Недостанет слов описывать, как мы были принимаемы, следуя через Силезию, Саксонию до Люцена. Там, где проезжал государь, не только в городах, но и в селениях, въезды украшались арками, цветами, флагами и на всех возможных языках надписями, и мы всегда бывали первыми, которые проходили под этими триумфальными воротами. Государя везде встречали толпы народа, во главе которого стояли самые красивые девушки, все в белом, и усыпали путь его целым дождем цветов. А Силезия и Саксония не бедны красавицами! У каждого въезда приветствовали государя речами многоглаголивые немцы, называя его не иначе как «ангелом и спасителем». Нас же встречали с самым искренним радушием, а хлеб-соль – по средствам каждого хозяина, но всегда в довольстве: а хозяйки или хозяйские дочери непременно и сплошь все в нас влюблялись! Было время…

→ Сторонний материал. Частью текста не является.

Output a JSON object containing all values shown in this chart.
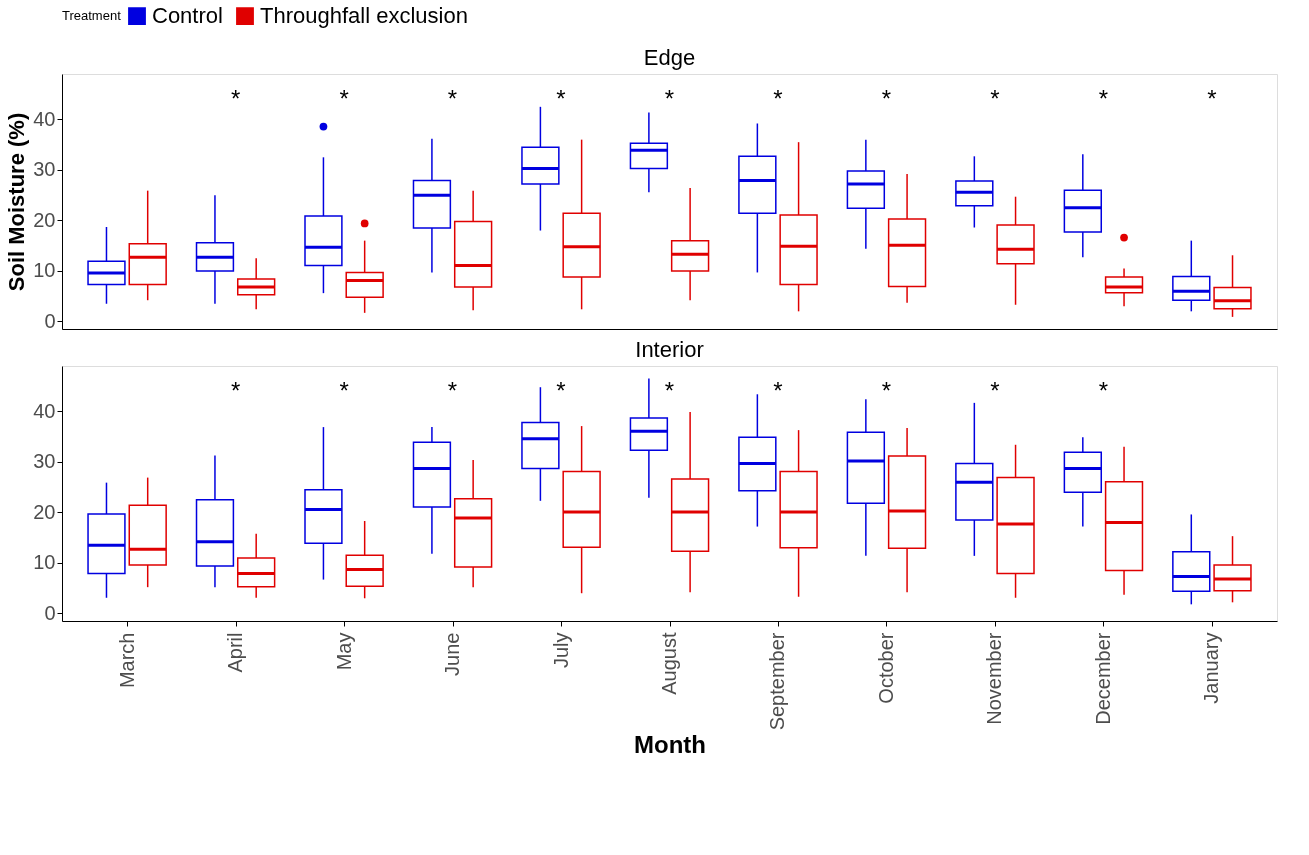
{
  "chart_data": [
    {
      "type": "box",
      "title": "Edge",
      "ylabel": "Soil Moisture (%)",
      "legend_title": "Treatment",
      "legend": "top",
      "tick_labels": "y",
      "grid": false,
      "ylim": [
        -1.5,
        49
      ],
      "yticks": [
        0,
        10,
        20,
        30,
        40
      ],
      "series": [
        {
          "name": "Control",
          "color": "#0000e0",
          "boxes": [
            {
              "low": 3.5,
              "q1": 7.3,
              "median": 9.6,
              "q3": 11.9,
              "high": 18.7
            },
            {
              "low": 3.5,
              "q1": 10.0,
              "median": 12.7,
              "q3": 15.6,
              "high": 25.0
            },
            {
              "low": 5.6,
              "q1": 11.1,
              "median": 14.7,
              "q3": 20.9,
              "high": 32.5,
              "outliers": [
                38.6
              ]
            },
            {
              "low": 9.7,
              "q1": 18.5,
              "median": 25.0,
              "q3": 27.9,
              "high": 36.2
            },
            {
              "low": 18.0,
              "q1": 27.2,
              "median": 30.3,
              "q3": 34.5,
              "high": 42.5
            },
            {
              "low": 25.6,
              "q1": 30.3,
              "median": 33.9,
              "q3": 35.3,
              "high": 41.4
            },
            {
              "low": 9.7,
              "q1": 21.4,
              "median": 27.9,
              "q3": 32.7,
              "high": 39.2
            },
            {
              "low": 14.4,
              "q1": 22.4,
              "median": 27.2,
              "q3": 29.8,
              "high": 36.0
            },
            {
              "low": 18.6,
              "q1": 22.9,
              "median": 25.6,
              "q3": 27.8,
              "high": 32.7
            },
            {
              "low": 12.7,
              "q1": 17.7,
              "median": 22.5,
              "q3": 26.0,
              "high": 33.1
            },
            {
              "low": 2.0,
              "q1": 4.2,
              "median": 6.0,
              "q3": 8.9,
              "high": 16.0
            }
          ]
        },
        {
          "name": "Throughfall exclusion",
          "color": "#e00000",
          "boxes": [
            {
              "low": 4.2,
              "q1": 7.3,
              "median": 12.7,
              "q3": 15.4,
              "high": 25.9
            },
            {
              "low": 2.4,
              "q1": 5.3,
              "median": 6.8,
              "q3": 8.4,
              "high": 12.5
            },
            {
              "low": 1.7,
              "q1": 4.8,
              "median": 8.1,
              "q3": 9.7,
              "high": 16.0,
              "outliers": [
                19.4
              ]
            },
            {
              "low": 2.2,
              "q1": 6.8,
              "median": 11.1,
              "q3": 19.8,
              "high": 25.9
            },
            {
              "low": 2.4,
              "q1": 8.8,
              "median": 14.8,
              "q3": 21.4,
              "high": 36.0
            },
            {
              "low": 4.2,
              "q1": 10.0,
              "median": 13.3,
              "q3": 16.0,
              "high": 26.4
            },
            {
              "low": 2.0,
              "q1": 7.3,
              "median": 14.9,
              "q3": 21.1,
              "high": 35.5
            },
            {
              "low": 3.7,
              "q1": 6.9,
              "median": 15.1,
              "q3": 20.3,
              "high": 29.2
            },
            {
              "low": 3.3,
              "q1": 11.4,
              "median": 14.3,
              "q3": 19.1,
              "high": 24.7
            },
            {
              "low": 3.0,
              "q1": 5.7,
              "median": 6.8,
              "q3": 8.8,
              "high": 10.5,
              "outliers": [
                16.6
              ]
            },
            {
              "low": 0.9,
              "q1": 2.5,
              "median": 4.1,
              "q3": 6.7,
              "high": 13.1
            }
          ]
        }
      ],
      "annotations": [
        "*",
        "*",
        "*",
        "*",
        "*",
        "*",
        "*",
        "*",
        "*",
        "*"
      ]
    },
    {
      "type": "box",
      "title": "Interior",
      "xlabel": "Month",
      "grid": false,
      "categories": [
        "March",
        "April",
        "May",
        "June",
        "July",
        "August",
        "September",
        "October",
        "November",
        "December",
        "January"
      ],
      "ylim": [
        -1.5,
        49
      ],
      "yticks": [
        0,
        10,
        20,
        30,
        40
      ],
      "series": [
        {
          "name": "Control",
          "color": "#0000e0",
          "boxes": [
            {
              "low": 3.1,
              "q1": 7.9,
              "median": 13.5,
              "q3": 19.7,
              "high": 25.9
            },
            {
              "low": 5.2,
              "q1": 9.4,
              "median": 14.2,
              "q3": 22.5,
              "high": 31.3
            },
            {
              "low": 6.7,
              "q1": 13.9,
              "median": 20.6,
              "q3": 24.5,
              "high": 36.9
            },
            {
              "low": 11.8,
              "q1": 21.1,
              "median": 28.7,
              "q3": 33.9,
              "high": 36.9
            },
            {
              "low": 22.3,
              "q1": 28.7,
              "median": 34.6,
              "q3": 37.8,
              "high": 44.8
            },
            {
              "low": 22.9,
              "q1": 32.3,
              "median": 36.1,
              "q3": 38.7,
              "high": 46.5
            },
            {
              "low": 17.2,
              "q1": 24.3,
              "median": 29.7,
              "q3": 34.9,
              "high": 43.4
            },
            {
              "low": 11.4,
              "q1": 21.8,
              "median": 30.2,
              "q3": 35.9,
              "high": 42.4
            },
            {
              "low": 11.4,
              "q1": 18.5,
              "median": 26.0,
              "q3": 29.7,
              "high": 41.7
            },
            {
              "low": 17.2,
              "q1": 24.0,
              "median": 28.7,
              "q3": 31.9,
              "high": 34.9
            },
            {
              "low": 1.8,
              "q1": 4.4,
              "median": 7.3,
              "q3": 12.2,
              "high": 19.6
            }
          ]
        },
        {
          "name": "Throughfall exclusion",
          "color": "#e00000",
          "boxes": [
            {
              "low": 5.2,
              "q1": 9.6,
              "median": 12.7,
              "q3": 21.4,
              "high": 26.9
            },
            {
              "low": 3.1,
              "q1": 5.3,
              "median": 7.9,
              "q3": 11.0,
              "high": 15.8
            },
            {
              "low": 3.0,
              "q1": 5.4,
              "median": 8.7,
              "q3": 11.5,
              "high": 18.3
            },
            {
              "low": 5.2,
              "q1": 9.2,
              "median": 18.9,
              "q3": 22.7,
              "high": 30.4
            },
            {
              "low": 4.0,
              "q1": 13.1,
              "median": 20.1,
              "q3": 28.1,
              "high": 37.1
            },
            {
              "low": 4.2,
              "q1": 12.3,
              "median": 20.1,
              "q3": 26.6,
              "high": 39.9
            },
            {
              "low": 3.3,
              "q1": 13.0,
              "median": 20.1,
              "q3": 28.1,
              "high": 36.3
            },
            {
              "low": 4.2,
              "q1": 12.9,
              "median": 20.3,
              "q3": 31.2,
              "high": 36.7
            },
            {
              "low": 3.1,
              "q1": 7.9,
              "median": 17.7,
              "q3": 26.9,
              "high": 33.4
            },
            {
              "low": 3.7,
              "q1": 8.5,
              "median": 18.0,
              "q3": 26.1,
              "high": 33.0
            },
            {
              "low": 2.2,
              "q1": 4.5,
              "median": 6.8,
              "q3": 9.6,
              "high": 15.3
            }
          ]
        }
      ],
      "annotations": [
        "*",
        "*",
        "*",
        "*",
        "*",
        "*",
        "*",
        "*",
        "*"
      ]
    }
  ]
}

В половине апреля 1813 г. мы вступили в Дрезден, где провели праздник Св. Воскресения Христова. Наша рота квартировала в версте от города, по дороге к Лейпцигу, в деревне Лабгейде. Я стоял на квартире вместе с Лодыгиным. Хозяева у нас были необыкновенно милые и для нас дали немецкий спектакль; играли комедию Коцебу[209] – весьма мило, в особенности две хозяйские дочери. 15 или 16 апреля мы опять тронулись в поход, а князь Кутузов оставался по нездоровью в Бунцлау. Через три перехода мы подошли к Люцену.[210] Перед этим по общему согласию товарищ наш, прапорщик князь Трубецкой, отправился в Альтенбург для закупки нам разных запасов, как то: сахару, кофею, сыру и т. п. и возвратился к роте 21 апреля утром, в то самое время, когда мы уже выстроились в линию перед сражением, а все запасы с поспешностью были положены в зарядный ящик моего орудия, где также лежал мой офицерский знак. Первый неприятельский выстрел попал в нашу провизию и взбросил ее на воздух.
Кутузов в это время считался главнокомандующим всеми нашими армиями, а 1-й западной армией командовал Тормасов.[211] 21 апреля мы в первый раз сошлись с пруссаками на походе, и я помню, как кавалерия их, в одном селении, переходя с правой стороны на левую, часа два задерживала поход наш.